Adjudication and Statistical Efficiency

classification
decision-making
diagnosis
endpoints
judgment
measurement
medical
design
RCT
accuracy-score
inference
ordinal
subgroup
2024
This article addresses some statistical issues related to adjudication of clinical conditions in clinical and epidemiologic studies, concentrating on maximizing statistical information, efficiency, and power. This has a lot to do with capturing disagreements between adjudicators and uncertainty within an adjudicator.
Author
Affiliation

Department of Biostatistics
Vanderbilt University School of Medicine

Published

October 17, 2024

Modified

October 17, 2024

Background

In clinical and epidemiologic studies one is frequently tasked with maximizing accuracy when assessing the presence of clinical conditions (symptoms, diagnoses, syndromes, etc.) or verifying outcome events such as stroke, myocardial infarction, or death from a specific cause. Prospective studies have the advantage of standardizing definitions of clinical conditions, minimizing bias, and being honest about disagreements about clinical designations. Many studies have clinical endpoint committees or adjudication committees. Statistical efficiency and completeness of reporting are optimized by having as many committee members as feasible, and having the members operate as independently as possible.

Statistical efficiency also comes from minimizing forced choices and utilizing gray zones. For example, if a study has only one adjudicator, and this clinical expert is uncertain about some of the designations, it is best for her to code determinations using at least one level of gray. The way to understand why this is more statistically efficient than having forced choices is to consider a 3-level (negative, uncertain, positive) clinical outcome that is being correlated with a 5-level severity of a symptom. Uncertain outcomes may occur more often for patients having a middle symptom severity. Making use of 3 levels of outcome will capitalize on this to increase power.

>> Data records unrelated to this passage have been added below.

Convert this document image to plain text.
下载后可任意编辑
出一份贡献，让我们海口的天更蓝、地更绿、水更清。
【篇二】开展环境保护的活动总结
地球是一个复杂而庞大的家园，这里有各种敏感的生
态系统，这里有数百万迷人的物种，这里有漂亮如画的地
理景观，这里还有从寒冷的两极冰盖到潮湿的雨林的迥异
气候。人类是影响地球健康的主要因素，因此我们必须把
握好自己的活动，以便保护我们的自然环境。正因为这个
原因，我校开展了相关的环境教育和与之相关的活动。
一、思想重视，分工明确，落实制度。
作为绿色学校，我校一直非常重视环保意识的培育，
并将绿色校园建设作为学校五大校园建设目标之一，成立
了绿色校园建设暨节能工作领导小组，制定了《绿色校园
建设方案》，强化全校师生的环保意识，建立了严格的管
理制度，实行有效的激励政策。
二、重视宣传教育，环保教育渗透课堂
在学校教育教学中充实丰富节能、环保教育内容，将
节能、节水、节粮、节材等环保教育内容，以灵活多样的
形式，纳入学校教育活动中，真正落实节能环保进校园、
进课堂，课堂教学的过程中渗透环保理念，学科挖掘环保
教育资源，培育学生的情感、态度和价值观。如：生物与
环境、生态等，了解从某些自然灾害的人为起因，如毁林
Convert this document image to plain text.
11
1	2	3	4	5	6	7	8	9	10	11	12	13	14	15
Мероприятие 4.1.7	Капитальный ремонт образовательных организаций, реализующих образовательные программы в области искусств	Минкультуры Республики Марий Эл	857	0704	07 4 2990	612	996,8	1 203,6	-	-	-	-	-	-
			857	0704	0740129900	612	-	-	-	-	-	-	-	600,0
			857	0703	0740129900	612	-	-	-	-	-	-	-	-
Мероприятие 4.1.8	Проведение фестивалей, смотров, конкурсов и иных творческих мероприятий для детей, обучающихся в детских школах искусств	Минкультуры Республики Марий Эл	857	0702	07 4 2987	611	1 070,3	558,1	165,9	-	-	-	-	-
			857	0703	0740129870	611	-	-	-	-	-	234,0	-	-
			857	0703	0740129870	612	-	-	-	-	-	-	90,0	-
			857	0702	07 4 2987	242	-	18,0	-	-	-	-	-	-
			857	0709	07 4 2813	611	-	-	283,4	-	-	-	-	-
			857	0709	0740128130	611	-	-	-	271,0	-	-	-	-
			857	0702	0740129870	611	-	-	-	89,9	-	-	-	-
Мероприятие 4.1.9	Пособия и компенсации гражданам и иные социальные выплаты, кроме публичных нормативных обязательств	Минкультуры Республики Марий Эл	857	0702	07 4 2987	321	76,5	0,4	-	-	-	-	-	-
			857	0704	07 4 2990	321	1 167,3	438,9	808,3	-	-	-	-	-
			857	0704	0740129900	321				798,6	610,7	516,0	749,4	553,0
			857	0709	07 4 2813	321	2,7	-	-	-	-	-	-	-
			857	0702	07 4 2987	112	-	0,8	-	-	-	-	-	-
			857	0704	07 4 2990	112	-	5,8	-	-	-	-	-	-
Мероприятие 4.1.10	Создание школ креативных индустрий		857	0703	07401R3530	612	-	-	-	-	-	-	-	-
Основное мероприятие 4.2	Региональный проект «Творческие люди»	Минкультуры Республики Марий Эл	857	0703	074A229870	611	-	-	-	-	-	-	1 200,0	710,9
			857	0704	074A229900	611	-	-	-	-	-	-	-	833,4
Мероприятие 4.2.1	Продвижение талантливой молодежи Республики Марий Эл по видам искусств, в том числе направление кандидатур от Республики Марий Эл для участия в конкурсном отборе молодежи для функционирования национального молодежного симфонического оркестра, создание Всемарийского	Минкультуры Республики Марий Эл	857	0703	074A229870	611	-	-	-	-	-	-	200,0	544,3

Sometimes the clinical condition needs to be used not as a multilevel ordinal outcome but is instead used in subsetting patients. For example, one may want to analyze a subset of the cohort consisting of patients designated as having a certain clinical syndrome at baseline. It is not hard to analyze subsets when the subsetting is uncertain. For example, if one translated an adjudication to the probability the patient has a syndrome, one can easily use multiple imputation to analyze subsets under uncertainties. If a given patient has a probability of 0.6 of having syndrome X, 10 imputations of the binary syndrome can be generated. In the long run, \(\frac{6}{10}\) of the imputations will be positive for the syndrome. The needed subset analysis can be done by including, for each of the multiple imputations, all the patients imputed to be positive for X. By repeating this process over, say, 10 multiple imputations, noise in this process will average out and one-time forced choice classification is unnecessary.

Even if one does not want to use multiple imputation or Bayesian models to account for adjudication uncertainties, it is important to design the adjudications to lead to an optimum final negative/positive designation.

A Hierarchy of Statistical Information and Power

Besides having independent adjudicators, statistical information is maximized when one delays forced-choice designations as much as possible and respects gray zones to the extent possible. Here is a hierarchy of statistical information/efficiency/power from highest to lowest, for various strategies.

  • Have each adjudicator record the probability the patient is in the clinical category of interest, then average these probabilities to yield a final result that is used in analyses. When the clinical category is used as an outcome variable, ordinal regression may be used in the final analysis. This can be used to estimate the probability that the outcome is at a certain level \(y\) or higher, for any \(y\) and for any level of baseline variables.
  • Classify the patient as negative/positive depending on whether this average probability the condition exists exceeds a pre-specified level.
  • Have each adjudicator record a forced choice of negative/positive. Code the final result as the proportion (over adjudicators) of positives.
  • Have each adjudicator record a forced choice of negative/positive. Code the final result as negative/positive depending on a majority rule. One would need to have an odd number of reviewers for this rule.

When one has a probability of being in a clinical class and such probabilities are not all near 0 or 1, the probabilities are self-contained in terms of capturing the difficulty of the task of classifying patients. This translates directly to quantifying the arbitrariness of forced-choice classifications.